はぁ、とため息をついて部屋に入ると、体育座りをしたヒロが膝に顔を埋めていた。
「ホンダ?」
「寂しかった」
「は?」
「嘘つき、友達いるじゃん」
「あー、うん」
「……久しぶりだね。まさかあんな何日も帰ってこないと思ってなかったよ」
「そーだな、友達きてたから喋れなかったしな」
「…ねぇ、俺の目みてよ」
「なんだよ」
「寂しかった。ってば。」
グレーのままのふたつまなこ、目の色が変わる気配はない。
「嘘つかねぇのかよ」
「キミには嘘ついてもバレちゃうんでしょ、この目の色で」
「そうだな」
「じゃあ俺はもう嘘つき失格だよ、どうしてくれんの」
「嘘つかなきゃいいじゃん」
「そしたらもう何もかもなくなっちゃった」
ぐぐぐっ、と眉がひそめられた。それでもそんなにヘラヘラすんのかよ。震えて見える唇が、無理に笑ってみせた。おいおい、どうしちゃったんだ。

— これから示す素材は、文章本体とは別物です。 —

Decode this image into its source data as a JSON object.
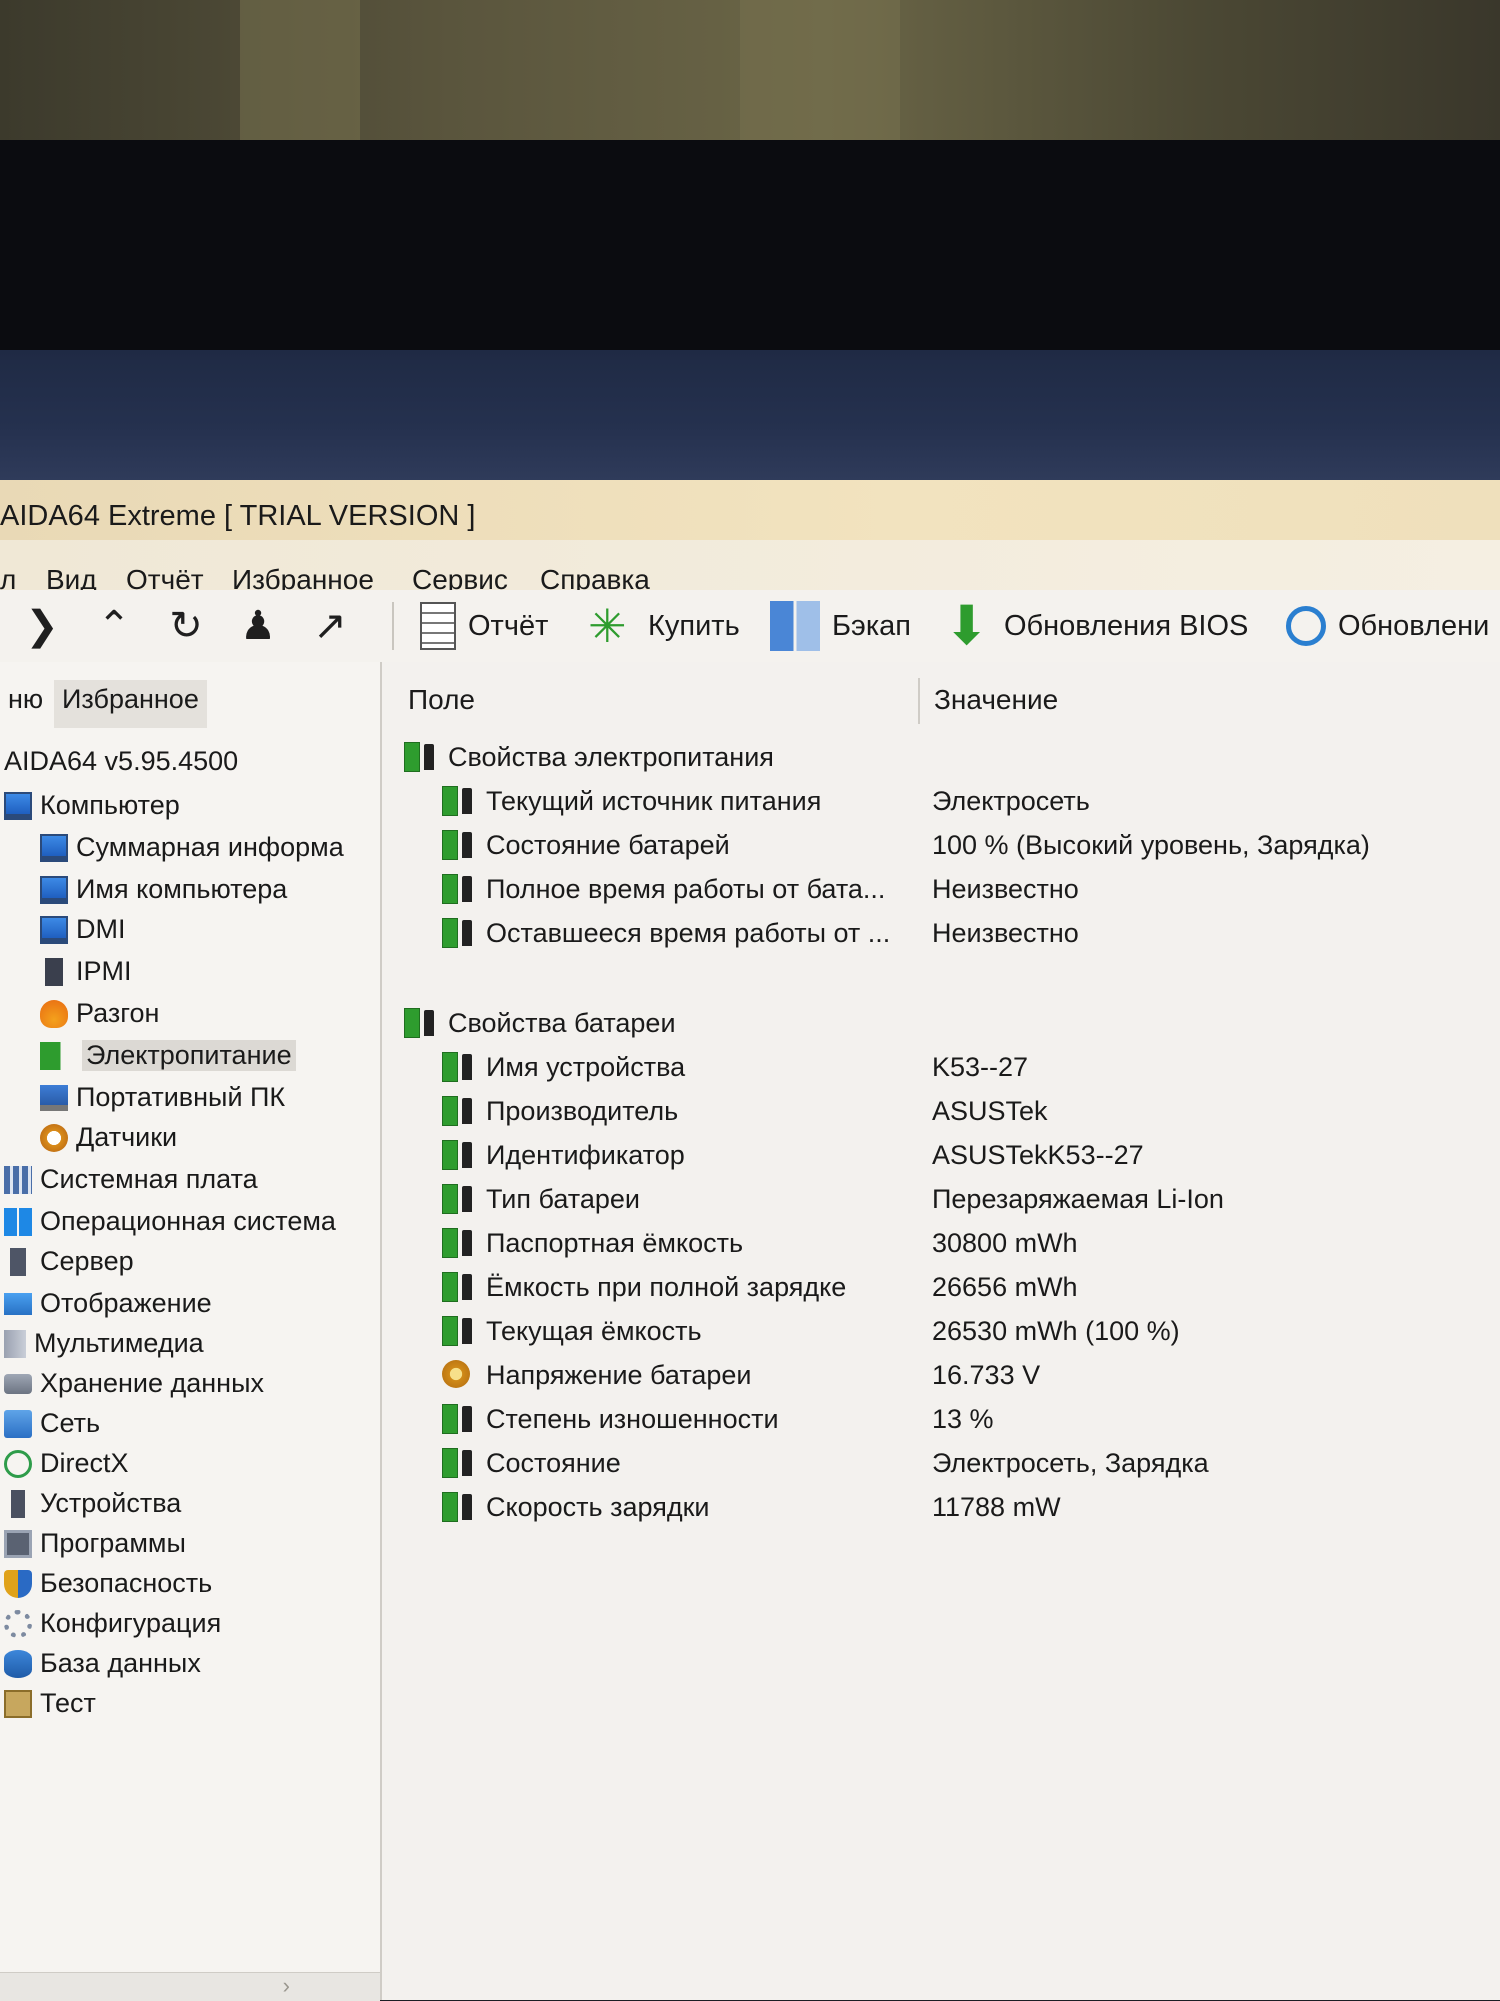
{
  "window": {
    "title": "AIDA64 Extreme  [ TRIAL VERSION ]"
  },
  "menu": [
    "л",
    "Вид",
    "Отчёт",
    "Избранное",
    "Сервис",
    "Справка"
  ],
  "toolbar": {
    "buttons": [
      {
        "label": "Отчёт",
        "icon": "report-icon"
      },
      {
        "label": "Купить",
        "icon": "buy-icon"
      },
      {
        "label": "Бэкап",
        "icon": "backup-icon"
      },
      {
        "label": "Обновления BIOS",
        "icon": "bios-update-icon"
      },
      {
        "label": "Обновлени",
        "icon": "driver-update-icon"
      }
    ]
  },
  "left_tabs": [
    "ню",
    "Избранное"
  ],
  "tree": [
    {
      "label": "AIDA64 v5.95.4500",
      "icon": "",
      "level": 0
    },
    {
      "label": "Компьютер",
      "icon": "monitor",
      "level": 0
    },
    {
      "label": "Суммарная информа",
      "icon": "monitor",
      "level": 1
    },
    {
      "label": "Имя компьютера",
      "icon": "monitor",
      "level": 1
    },
    {
      "label": "DMI",
      "icon": "monitor",
      "level": 1
    },
    {
      "label": "IPMI",
      "icon": "tower",
      "level": 1
    },
    {
      "label": "Разгон",
      "icon": "flame",
      "level": 1
    },
    {
      "label": "Электропитание",
      "icon": "battery",
      "level": 1,
      "selected": true
    },
    {
      "label": "Портативный ПК",
      "icon": "laptop",
      "level": 1
    },
    {
      "label": "Датчики",
      "icon": "gauge",
      "level": 1
    },
    {
      "label": "Системная плата",
      "icon": "board",
      "level": 0
    },
    {
      "label": "Операционная система",
      "icon": "win",
      "level": 0
    },
    {
      "label": "Сервер",
      "icon": "server",
      "level": 0
    },
    {
      "label": "Отображение",
      "icon": "screen",
      "level": 0
    },
    {
      "label": "Мультимедиа",
      "icon": "speaker",
      "level": 0
    },
    {
      "label": "Хранение данных",
      "icon": "disk",
      "level": 0
    },
    {
      "label": "Сеть",
      "icon": "net",
      "level": 0
    },
    {
      "label": "DirectX",
      "icon": "xbox",
      "level": 0
    },
    {
      "label": "Устройства",
      "icon": "usb",
      "level": 0
    },
    {
      "label": "Программы",
      "icon": "app",
      "level": 0
    },
    {
      "label": "Безопасность",
      "icon": "shield",
      "level": 0
    },
    {
      "label": "Конфигурация",
      "icon": "gear",
      "level": 0
    },
    {
      "label": "База данных",
      "icon": "db",
      "level": 0
    },
    {
      "label": "Тест",
      "icon": "test",
      "level": 0
    }
  ],
  "columns": {
    "field": "Поле",
    "value": "Значение"
  },
  "groups": [
    {
      "title": "Свойства электропитания",
      "rows": [
        {
          "field": "Текущий источник питания",
          "value": "Электросеть"
        },
        {
          "field": "Состояние батарей",
          "value": "100 % (Высокий уровень, Зарядка)"
        },
        {
          "field": "Полное время работы от бата...",
          "value": "Неизвестно"
        },
        {
          "field": "Оставшееся время работы от ...",
          "value": "Неизвестно"
        }
      ]
    },
    {
      "title": "Свойства батареи",
      "rows": [
        {
          "field": "Имя устройства",
          "value": "K53--27"
        },
        {
          "field": "Производитель",
          "value": "ASUSTek"
        },
        {
          "field": "Идентификатор",
          "value": "ASUSTekK53--27"
        },
        {
          "field": "Тип батареи",
          "value": "Перезаряжаемая Li-Ion"
        },
        {
          "field": "Паспортная ёмкость",
          "value": "30800 mWh"
        },
        {
          "field": "Ёмкость при полной зарядке",
          "value": "26656 mWh"
        },
        {
          "field": "Текущая ёмкость",
          "value": "26530 mWh  (100 %)"
        },
        {
          "field": "Напряжение батареи",
          "value": "16.733 V",
          "icon": "voltage"
        },
        {
          "field": "Степень изношенности",
          "value": "13 %"
        },
        {
          "field": "Состояние",
          "value": "Электросеть, Зарядка"
        },
        {
          "field": "Скорость зарядки",
          "value": "11788 mW"
        }
      ]
    }
  ]
}
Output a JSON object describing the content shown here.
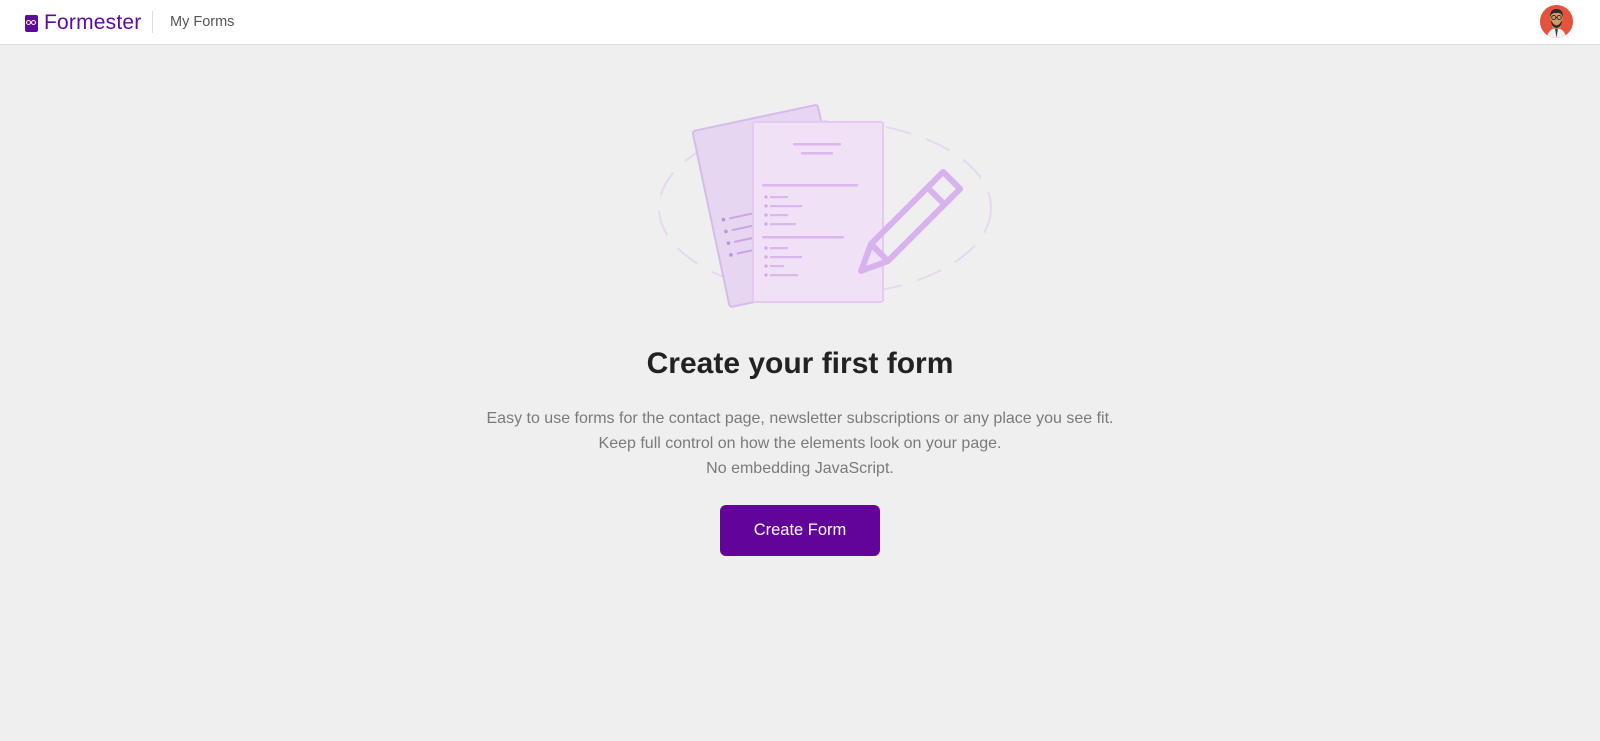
{
  "header": {
    "brand": "Formester",
    "nav_link": "My Forms"
  },
  "empty_state": {
    "title": "Create your first form",
    "description_lines": [
      "Easy to use forms for the contact page, newsletter subscriptions or any place you see fit.",
      "Keep full control on how the elements look on your page.",
      "No embedding JavaScript."
    ],
    "cta_label": "Create Form"
  },
  "colors": {
    "brand_purple": "#620399",
    "background": "#efefef",
    "illustration_purple": "#d9b8ee"
  },
  "icons": {
    "logo": "formester-logo-icon",
    "avatar": "user-avatar-icon",
    "illustration": "forms-and-pencil-illustration"
  }
}
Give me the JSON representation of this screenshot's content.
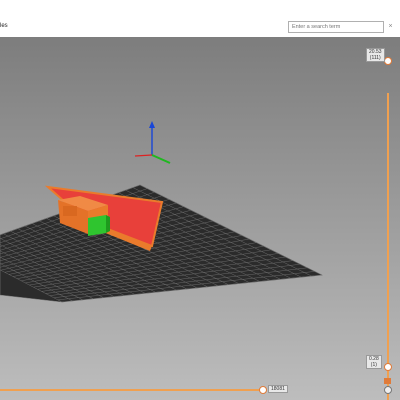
{
  "toolbar": {
    "label": "les"
  },
  "search": {
    "placeholder": "Enter a search term",
    "clear_glyph": "×"
  },
  "layer_slider": {
    "top_value": "20.53",
    "top_layer": "(111)",
    "bottom_value": "0.28",
    "bottom_layer": "(1)"
  },
  "move_slider": {
    "value": "18081"
  },
  "colors": {
    "bed_grid": "#2b2b2b",
    "grid_line": "#6a6a6a",
    "object_orange": "#ea7b2c",
    "object_red": "#e8403a",
    "object_green": "#2fc52f",
    "axis_z": "#1846d8",
    "axis_y": "#1fb81f",
    "axis_x": "#d22"
  },
  "icons": [
    "close-icon",
    "settings-icon",
    "lock-icon"
  ]
}
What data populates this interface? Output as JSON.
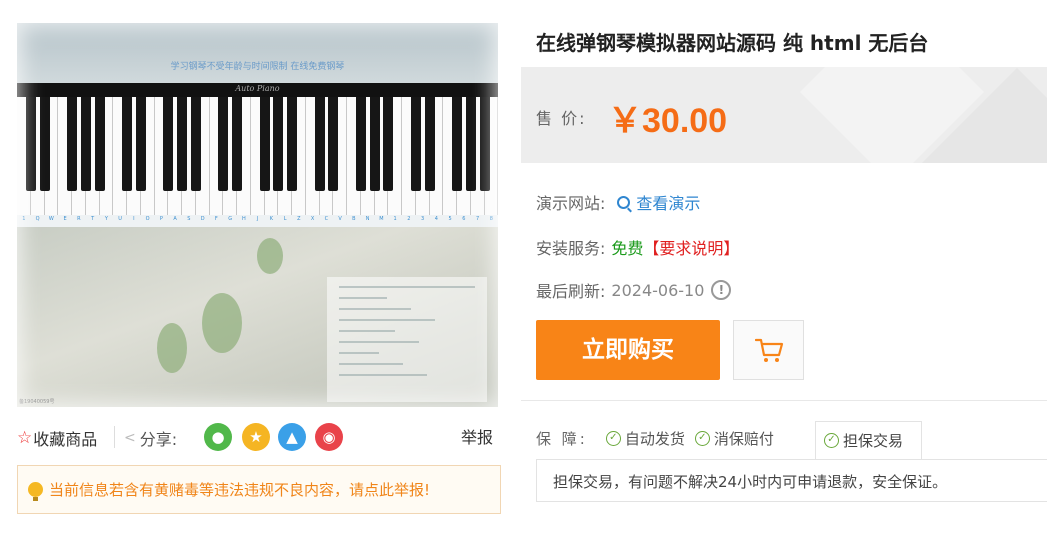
{
  "preview": {
    "site_title": "学习钢琴不受年龄与时间限制 在线免费钢琴",
    "brand": "Auto Piano",
    "key_labels": [
      "1",
      "Q",
      "W",
      "E",
      "R",
      "T",
      "Y",
      "U",
      "I",
      "O",
      "P",
      "A",
      "S",
      "D",
      "F",
      "G",
      "H",
      "J",
      "K",
      "L",
      "Z",
      "X",
      "C",
      "V",
      "B",
      "N",
      "M",
      "1",
      "2",
      "3",
      "4",
      "5",
      "6",
      "7",
      "8"
    ],
    "copyright": "备19040059号"
  },
  "actions": {
    "favorite": "收藏商品",
    "share": "分享:",
    "report": "举报"
  },
  "warning": "当前信息若含有黄赌毒等违法违规不良内容，请点此举报!",
  "product": {
    "title": "在线弹钢琴模拟器网站源码 纯 html 无后台",
    "price_label": "售 价:",
    "price": "￥30.00",
    "demo_label": "演示网站:",
    "demo_link": "查看演示",
    "install_label": "安装服务:",
    "install_free": "免费",
    "install_req": "【要求说明】",
    "refresh_label": "最后刷新:",
    "refresh_date": "2024-06-10",
    "buy_button": "立即购买"
  },
  "guarantee": {
    "label": "保 障:",
    "items": [
      "自动发货",
      "消保赔付",
      "担保交易"
    ],
    "description": "担保交易，有问题不解决24小时内可申请退款，安全保证。"
  },
  "colors": {
    "price": "#f56c16",
    "buy": "#f88417",
    "link": "#2f86d0",
    "free": "#1a9a1a",
    "req": "#e02020",
    "warning": "#f08519"
  }
}
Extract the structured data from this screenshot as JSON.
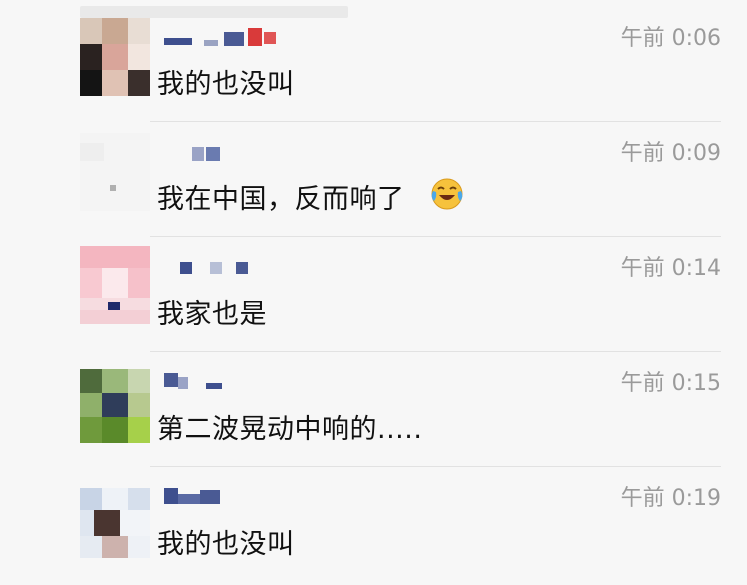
{
  "comments": [
    {
      "time": "午前 0:06",
      "text": "我的也没叫"
    },
    {
      "time": "午前 0:09",
      "text": "我在中国，反而响了",
      "emoji": "laughing-crying-emoji"
    },
    {
      "time": "午前 0:14",
      "text": "我家也是"
    },
    {
      "time": "午前 0:15",
      "text": "第二波晃动中响的....."
    },
    {
      "time": "午前 0:19",
      "text": "我的也没叫"
    }
  ],
  "colors": {
    "background": "#f7f7f7",
    "text": "#111111",
    "time": "#9a9a9a",
    "divider": "#e2e2e2",
    "nickname_blur": "#3a4f8a"
  },
  "icons": [
    "avatar-image",
    "nickname-mosaic",
    "laughing-crying-emoji"
  ]
}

「俺、キミがずっと居てくれたから実感わかなかったんだよ。キミが俺を視て話してくれるから、俺がもう死んだ人間だって、どうしても思えなかった。」
嘘つきの目の色は変わらない。
「でもキミの友達が来てから、すごく痛いほどわかっちゃった。気づいてもらえないことが、こんなにキツイなんて」
「…」
「今日は俺を抱きしめて寝て」
「俺はお前にさわれねぇんだよ、なに言ってんだよ」
「抱きしめて、寝てよ」
あの日、こいつがこの部屋に鎖で繋がれた日から、今日でもう23日が過ぎた。あともう少しで消えてしまう。そんな奴に、どうして俺は
「…はやく、こっち来れば」
どうして俺は、愛してやりたいと思うんだ。